BLOOMSBURG - What was already a festive Homecoming Weekend at Bloomsburg University turned into a personal coming out party Saturday before more than 5,000 fans at Redman Stadium by quarterback Tim Kelly, the redshirt freshman from Cedar Cliff High.

For weeks, first-year quarterbacks coach Jack Lydic, of Selinsgrove, himself a former Husky, has said Kelly was getting more comfortable learning the passing game. All he needed was an opportunity to show what he could do.

That opportunity came against Pennsylvania State Athletic Conference Eastern Division rival East Stroudsburg, and Kelly responded by completing 12-of-16 passes for 267 yards and four touchdowns without an interception in a 48-27 victory.

It was a performance that was needed by the sixth-ranked Huskies (7-0, 4-0 PSAC) in order to take the burden of carrying the offense off junior running back Franklyn Quiteh from Pocono Mountain West.

Quiteh, who usually splits playing time with junior Eddie Mateo from Bethlehem Freedom, was the only experienced tailback in uniform against the Warriors (3-3, 2-2). According to coach Danny Hale, Mateo missed practice Friday to take care of family business at home, but, per team rules, sat out the game.

Already the third all-time leading rusher at Bloomsburg, Quiteh needed just 40 yards to become the first back in school history to rush for 1,000 yards in his first three seasons. He passed that mark in the first quarter and went on to carry the ball 43 times for 282 yards - which is 18 yards off the single-game record of 300 set by Jerry Marks of Southern Columbia in 1991 - and scored three touchdowns.

"We told Franklyn his role would be increased today, and we would be looking for him to do a little more than usual," Hale said. "They were getting some solid licks on him, but he's the kind of back who gets stronger and he was just loading up for a big finish."

That big finish came in the form of two, fourth-quarter touchdown runs, the first covering 40 yards to cap an eight-play, 75-yard drive to make the score 34-20. His final touchdown came on a 20-yard run to cap a seven-play, 51-yard drive that was the shortest of the game by the Huskies.

"As well as Franklyn played, he needed to have some help, and today Tim stepped up and played the way he is capable of playing," Hale said. "We know that we've got to back people out of the box and keep them from packing it in to stop the running game.

"Tim did a great job of reading the defenses and an even better job in making some big plays in tough (windy) conditions.

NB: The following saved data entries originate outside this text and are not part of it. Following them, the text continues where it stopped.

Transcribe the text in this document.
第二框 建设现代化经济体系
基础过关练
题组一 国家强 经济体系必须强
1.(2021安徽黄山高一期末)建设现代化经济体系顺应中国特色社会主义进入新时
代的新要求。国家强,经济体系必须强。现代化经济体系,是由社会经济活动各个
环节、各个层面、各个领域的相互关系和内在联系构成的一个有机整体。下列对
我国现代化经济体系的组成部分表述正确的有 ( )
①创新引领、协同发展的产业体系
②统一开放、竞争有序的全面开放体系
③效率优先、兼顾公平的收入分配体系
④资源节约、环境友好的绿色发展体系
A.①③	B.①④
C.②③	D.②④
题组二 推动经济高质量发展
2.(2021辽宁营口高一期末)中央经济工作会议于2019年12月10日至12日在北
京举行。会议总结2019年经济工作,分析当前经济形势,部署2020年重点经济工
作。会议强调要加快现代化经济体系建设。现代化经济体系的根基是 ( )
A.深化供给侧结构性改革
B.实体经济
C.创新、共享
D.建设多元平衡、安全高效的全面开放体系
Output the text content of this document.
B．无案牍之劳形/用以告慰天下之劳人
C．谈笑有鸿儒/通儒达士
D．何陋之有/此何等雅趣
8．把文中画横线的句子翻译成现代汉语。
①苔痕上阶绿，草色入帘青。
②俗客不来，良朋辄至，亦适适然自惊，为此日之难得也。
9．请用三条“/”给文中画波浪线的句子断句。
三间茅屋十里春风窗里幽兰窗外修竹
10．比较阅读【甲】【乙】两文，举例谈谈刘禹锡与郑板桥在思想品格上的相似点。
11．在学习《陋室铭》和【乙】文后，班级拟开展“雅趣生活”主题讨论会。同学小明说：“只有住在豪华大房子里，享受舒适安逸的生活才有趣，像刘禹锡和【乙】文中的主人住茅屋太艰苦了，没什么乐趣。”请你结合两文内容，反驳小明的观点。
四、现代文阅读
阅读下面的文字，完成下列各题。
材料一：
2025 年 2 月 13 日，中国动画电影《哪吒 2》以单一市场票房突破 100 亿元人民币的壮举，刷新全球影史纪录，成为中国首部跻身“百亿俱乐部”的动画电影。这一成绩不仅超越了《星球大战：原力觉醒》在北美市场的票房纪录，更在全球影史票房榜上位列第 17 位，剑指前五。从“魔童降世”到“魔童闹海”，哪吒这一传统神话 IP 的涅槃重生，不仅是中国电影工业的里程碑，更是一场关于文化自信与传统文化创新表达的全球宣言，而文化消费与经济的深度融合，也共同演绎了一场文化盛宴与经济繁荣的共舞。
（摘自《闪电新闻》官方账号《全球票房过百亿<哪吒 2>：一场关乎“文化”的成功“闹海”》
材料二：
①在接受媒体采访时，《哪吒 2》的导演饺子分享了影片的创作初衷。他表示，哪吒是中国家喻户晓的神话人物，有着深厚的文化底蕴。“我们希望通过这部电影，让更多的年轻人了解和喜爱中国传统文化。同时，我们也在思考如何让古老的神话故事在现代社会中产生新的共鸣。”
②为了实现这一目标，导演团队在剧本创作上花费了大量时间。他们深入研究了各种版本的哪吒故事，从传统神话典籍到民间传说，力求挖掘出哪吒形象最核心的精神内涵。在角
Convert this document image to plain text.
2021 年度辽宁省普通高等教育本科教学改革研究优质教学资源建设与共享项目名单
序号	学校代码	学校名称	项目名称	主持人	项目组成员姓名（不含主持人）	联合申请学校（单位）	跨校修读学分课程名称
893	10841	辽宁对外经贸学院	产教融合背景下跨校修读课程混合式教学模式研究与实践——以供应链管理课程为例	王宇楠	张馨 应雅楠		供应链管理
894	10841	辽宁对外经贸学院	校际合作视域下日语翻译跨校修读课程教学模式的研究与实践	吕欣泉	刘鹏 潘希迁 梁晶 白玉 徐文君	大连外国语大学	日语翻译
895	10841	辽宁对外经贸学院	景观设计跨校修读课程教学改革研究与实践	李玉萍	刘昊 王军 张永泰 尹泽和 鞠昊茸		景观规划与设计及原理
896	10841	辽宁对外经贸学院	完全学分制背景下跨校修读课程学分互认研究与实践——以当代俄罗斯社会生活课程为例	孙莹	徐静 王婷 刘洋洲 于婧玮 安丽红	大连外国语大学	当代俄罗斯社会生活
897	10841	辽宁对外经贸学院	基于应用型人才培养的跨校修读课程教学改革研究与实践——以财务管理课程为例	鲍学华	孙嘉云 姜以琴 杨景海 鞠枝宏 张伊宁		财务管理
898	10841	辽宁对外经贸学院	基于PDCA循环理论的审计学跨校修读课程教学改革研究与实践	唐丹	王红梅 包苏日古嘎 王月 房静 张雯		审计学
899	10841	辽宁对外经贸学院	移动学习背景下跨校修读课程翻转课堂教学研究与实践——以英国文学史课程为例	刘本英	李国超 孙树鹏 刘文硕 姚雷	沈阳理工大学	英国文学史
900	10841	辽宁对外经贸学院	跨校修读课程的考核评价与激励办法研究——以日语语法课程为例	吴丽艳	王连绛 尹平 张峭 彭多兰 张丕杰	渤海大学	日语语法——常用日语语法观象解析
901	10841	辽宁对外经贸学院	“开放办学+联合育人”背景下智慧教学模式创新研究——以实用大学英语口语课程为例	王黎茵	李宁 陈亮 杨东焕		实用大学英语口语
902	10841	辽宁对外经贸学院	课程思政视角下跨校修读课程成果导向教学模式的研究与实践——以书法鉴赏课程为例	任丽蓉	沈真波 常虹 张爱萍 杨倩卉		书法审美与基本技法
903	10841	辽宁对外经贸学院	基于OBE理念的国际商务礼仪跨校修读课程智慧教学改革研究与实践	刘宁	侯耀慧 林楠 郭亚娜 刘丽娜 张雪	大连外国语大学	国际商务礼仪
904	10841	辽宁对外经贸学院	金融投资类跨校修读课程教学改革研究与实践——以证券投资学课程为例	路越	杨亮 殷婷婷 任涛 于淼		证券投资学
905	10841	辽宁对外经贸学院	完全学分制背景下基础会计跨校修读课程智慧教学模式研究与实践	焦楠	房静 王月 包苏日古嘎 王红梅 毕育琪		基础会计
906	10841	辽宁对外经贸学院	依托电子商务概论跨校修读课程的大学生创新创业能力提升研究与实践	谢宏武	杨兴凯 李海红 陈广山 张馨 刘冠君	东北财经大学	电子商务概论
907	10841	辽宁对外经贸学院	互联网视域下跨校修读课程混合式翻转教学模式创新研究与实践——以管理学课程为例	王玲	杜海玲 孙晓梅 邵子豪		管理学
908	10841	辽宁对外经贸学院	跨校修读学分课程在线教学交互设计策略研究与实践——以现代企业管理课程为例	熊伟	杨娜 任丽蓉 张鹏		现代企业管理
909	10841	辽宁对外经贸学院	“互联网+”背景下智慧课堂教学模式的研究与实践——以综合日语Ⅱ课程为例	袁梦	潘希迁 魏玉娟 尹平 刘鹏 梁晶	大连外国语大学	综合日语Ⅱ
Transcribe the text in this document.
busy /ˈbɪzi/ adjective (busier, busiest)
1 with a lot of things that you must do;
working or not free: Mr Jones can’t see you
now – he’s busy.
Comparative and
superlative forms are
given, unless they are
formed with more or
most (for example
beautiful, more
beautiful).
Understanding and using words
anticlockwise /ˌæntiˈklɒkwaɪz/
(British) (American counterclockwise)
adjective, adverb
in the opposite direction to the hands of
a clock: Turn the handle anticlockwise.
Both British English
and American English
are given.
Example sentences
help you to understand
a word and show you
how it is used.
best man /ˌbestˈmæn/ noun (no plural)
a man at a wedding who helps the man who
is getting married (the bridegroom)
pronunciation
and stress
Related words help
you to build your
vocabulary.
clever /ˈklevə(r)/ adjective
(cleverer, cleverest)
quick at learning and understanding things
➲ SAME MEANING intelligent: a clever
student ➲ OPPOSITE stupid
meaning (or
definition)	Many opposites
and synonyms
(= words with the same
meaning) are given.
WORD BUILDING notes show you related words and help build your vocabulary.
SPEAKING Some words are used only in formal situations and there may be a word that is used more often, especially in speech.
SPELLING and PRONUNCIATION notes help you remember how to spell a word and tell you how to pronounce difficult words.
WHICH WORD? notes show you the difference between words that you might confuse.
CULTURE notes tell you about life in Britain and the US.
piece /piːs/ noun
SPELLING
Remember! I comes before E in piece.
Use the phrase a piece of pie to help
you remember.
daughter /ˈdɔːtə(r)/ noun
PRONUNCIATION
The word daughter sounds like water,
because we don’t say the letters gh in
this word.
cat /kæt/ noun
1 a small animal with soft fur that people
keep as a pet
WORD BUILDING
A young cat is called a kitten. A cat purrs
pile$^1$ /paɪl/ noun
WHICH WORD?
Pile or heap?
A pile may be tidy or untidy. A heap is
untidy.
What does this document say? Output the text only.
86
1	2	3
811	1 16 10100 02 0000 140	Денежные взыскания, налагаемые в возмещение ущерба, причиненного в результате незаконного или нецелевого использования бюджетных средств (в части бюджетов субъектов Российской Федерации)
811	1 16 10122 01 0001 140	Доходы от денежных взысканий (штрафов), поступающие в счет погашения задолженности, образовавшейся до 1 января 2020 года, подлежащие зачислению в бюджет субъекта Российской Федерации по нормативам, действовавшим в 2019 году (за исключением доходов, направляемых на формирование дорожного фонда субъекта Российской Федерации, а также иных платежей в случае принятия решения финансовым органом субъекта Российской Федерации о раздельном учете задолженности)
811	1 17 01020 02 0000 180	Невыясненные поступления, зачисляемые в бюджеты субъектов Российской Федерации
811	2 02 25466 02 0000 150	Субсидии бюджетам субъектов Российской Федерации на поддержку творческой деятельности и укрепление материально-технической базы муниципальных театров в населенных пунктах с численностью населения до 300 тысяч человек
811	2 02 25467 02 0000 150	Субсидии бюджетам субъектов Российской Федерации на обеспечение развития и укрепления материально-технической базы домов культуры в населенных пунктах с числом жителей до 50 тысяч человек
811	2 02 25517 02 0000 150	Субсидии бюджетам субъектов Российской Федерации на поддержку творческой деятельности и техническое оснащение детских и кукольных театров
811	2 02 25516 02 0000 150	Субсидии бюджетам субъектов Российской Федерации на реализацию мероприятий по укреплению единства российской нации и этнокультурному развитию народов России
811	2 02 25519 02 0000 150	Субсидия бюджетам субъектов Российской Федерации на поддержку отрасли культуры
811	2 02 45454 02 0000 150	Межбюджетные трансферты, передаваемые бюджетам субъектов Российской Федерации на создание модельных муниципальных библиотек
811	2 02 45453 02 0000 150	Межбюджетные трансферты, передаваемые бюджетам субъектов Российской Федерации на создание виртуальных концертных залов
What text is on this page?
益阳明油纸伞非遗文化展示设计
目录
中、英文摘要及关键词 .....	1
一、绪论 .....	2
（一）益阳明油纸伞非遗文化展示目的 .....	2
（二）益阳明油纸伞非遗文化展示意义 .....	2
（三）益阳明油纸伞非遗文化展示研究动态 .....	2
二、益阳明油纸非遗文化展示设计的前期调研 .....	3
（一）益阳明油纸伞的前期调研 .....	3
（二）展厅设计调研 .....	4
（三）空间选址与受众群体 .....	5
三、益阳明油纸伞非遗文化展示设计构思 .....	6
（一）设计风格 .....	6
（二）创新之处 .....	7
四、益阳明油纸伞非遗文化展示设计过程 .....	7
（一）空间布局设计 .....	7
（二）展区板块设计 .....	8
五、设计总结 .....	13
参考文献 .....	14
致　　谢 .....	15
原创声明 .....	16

What really helped was he did it not just with his arm, but he also made some big plays with his legs."

In addition to completing passes to six different receivers, including three who caught touchdowns, Kelly carried the ball three times for 38 yards. His biggest run came after a holding penalty negated a 13-yard touchdown run when he ran for 23 yards and a first-and-goal at the 10, setting up his five-yard touchdown pass to 6-7 former basketball standout Larry Webster for a 14-3 lead.

"It's not like we planned to throw the ball as much as we did, but we knew they would try to take away the running game," Kelly said. "We wanted to stay with the run, but we also knew they would try to play our receivers one-one-one and there would be some plays we could make."

Two of those big plays were touchdown passes to junior wide receiver Glenn Hutton Jr., who opened the third quarter with a 37-yard touchdown catch for a 21-10 lead and cap a 12-play, 75-yard drive. Later in the third quarter, Hutton and Kelly combined on a 68-yard touchdown pass for a 28-17 lead on the second play of a 75-yard drive.

In the fourth quarter, the Huskies had their longest scoring play of the game, a 72-yard pass from Kelly to Ryan Dickerson for a 41-20 lead and cap a five-play, 89-yard drive. Together, Hutton and Dickerson divided eight receptions for a combined total of 237 yards.

East Stroudsburg attempted to keep the Husky offense off the field by scrapping its usual passing attack and controlling the ball on the ground in the first half. That approach kept the Warriors with 14-10 at halftime.

In addition to the pass from Kelly to Webster that capped an eight-play, 75-yard drive, Bloomsburg scored on a one-yard run by Quiteh to cap a 14-play, 76-yard drive.

Matt Soltes completed 13-of-25 passes for 167 yards, including a touchdown to Robert Bieller, but the Warriors were stymied on the ground. They finished with just 132 yards on 34 carries, and Soltes was the leading rusher with 54 yards on 14 carries.